В тот момент я понял, что причуды физиологии ставят «сверхтуреттика» в исключительную психологическую и жизненную ситуацию, сходную с положением тяжёлых «сверхкорсаковцев», но только с другой предысторией и другим исходом. Оба психоза могут привести к затемнению сознания, лихорадочному бреду и разложению личности, но если блаженный корсаковец ничего этого не осознаёт, то туреттик воспринимает своё положение с мучительной остротой и ясностью, хотя часто не может или не хочет ничего по этому поводу предпринять.
В то время как корсаковец движим амнезией и небытием, туреттиком владеет экстравагантный импульс. Больной сам является и источником, и жертвой этого импульса; он может от него отречься, но не в силах избавиться. Таким образом, в отличие от корсаковца, туреттик втянут в двусмысленные отношения со своей болезнью: побеждая, покоряясь, играя, он вступает с ней в причудливые перипетии борьбы и сговора.
Эго туреттика лишено защитных барьеров торможения и стыда, нормальных, физиологически определённых границ, и подвергается чему то вроде интенсивной бомбардировки. Непрерывно, снаружи и изнутри, его подстегивают и соблазняют самые разнообразные импульсы.
Импульсы эти, по природе своей физиологические и спазматические, проникнуты также личностным (или, скорее, псевдоличностным) содержанием – и являются туреттику в виде искушений. Выдержит ли личность такую атаку?

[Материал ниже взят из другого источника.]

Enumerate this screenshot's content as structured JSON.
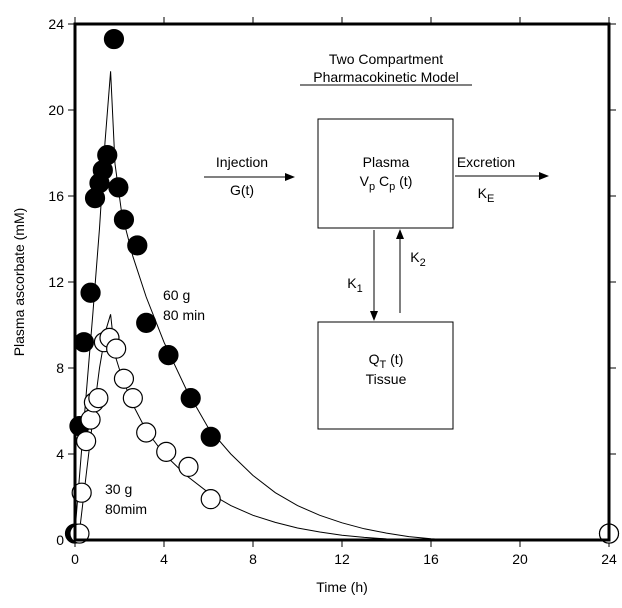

Выживет ли «Я»? Сможет ли оно развиваться, оказавшись во власти столь разрушительных сил, – или же, как горько выразился один из моих пациентов, сломав человека, импульсы окончательно «туреттизируют душу»? Сумеет ли личность туреттика, находясь под физиологическим, экзистенциальным, почти теологическим давлением, остаться цельной и независимой – или же она окажется во власти сиюминутных импульсов, порабощенная ими, отнятая у самой себя?
Приведём ещё раз слова Юма:
Я берусь утверждать… что мы есть не что иное, как связка или пучок различных восприятий, следующих друг за другом с непостижимой быстротой и находящихся в постоянном течении, в постоянном движении [70] (Юм Д. «Трактат о человеческой природе». // Юм Д. Соч. в 2 х томах. T. 1. M.: Мысль, 1993. С. 307.).
Отсюда видно, что, согласно Юму, индивидуальное «Я» есть фикция – личность, утверждает он, существует лишь как последовательность ощущений и восприятий. Это очевидным образом неверно в случае нормального человека, который владеет своими ощущениями. Они не просто составляют безличный поток, но принадлежат субъекту и объединены его устойчивым «Я». Но в случае сверхтуреттика описание Юма, судя по всему, верно отражает происходящее: жизнь такого больного до определённой степени действительно является сменой случайных движений и ощущений, фантасмагорией содроганий без центра и смысла. С этой точки зрения туреттик есть юмо, а не хомо сапиенс. Такая судьба – в философском и почти религиозном смысле этого слова – уготована всякому, у кого импульс решительно преобладает над «Я». Она сходна с фрейдистской «судьбой», также обрекающей человека на подчинение импульсам, но если в последней есть хоть какой то, пусть трагический, смысл, то юмовская судьба совершенно бессмысленна и абсурдна.
Сверхтуреттики, как никто другой, вынуждены бороться, просто чтобы выжить – сформировать личность и сохранить её целостность в условиях непрекращающейся атаки импульсов. С раннего детства они сталкиваются с почти непреодолимыми препятствиями на пути к формированию индивидуальности и личностному росту, и чудом можно назвать то, что в большинстве случаев им удаётся стать полноценными людьми. Воля к бытию, к выживанию в качестве уникального суверенного индивидуума – самый могучий наш инстинкт. Он сильнее любых импульсов, сильнее болезни. Здоровье, воинствующее здоровье, обычно выходит победителем.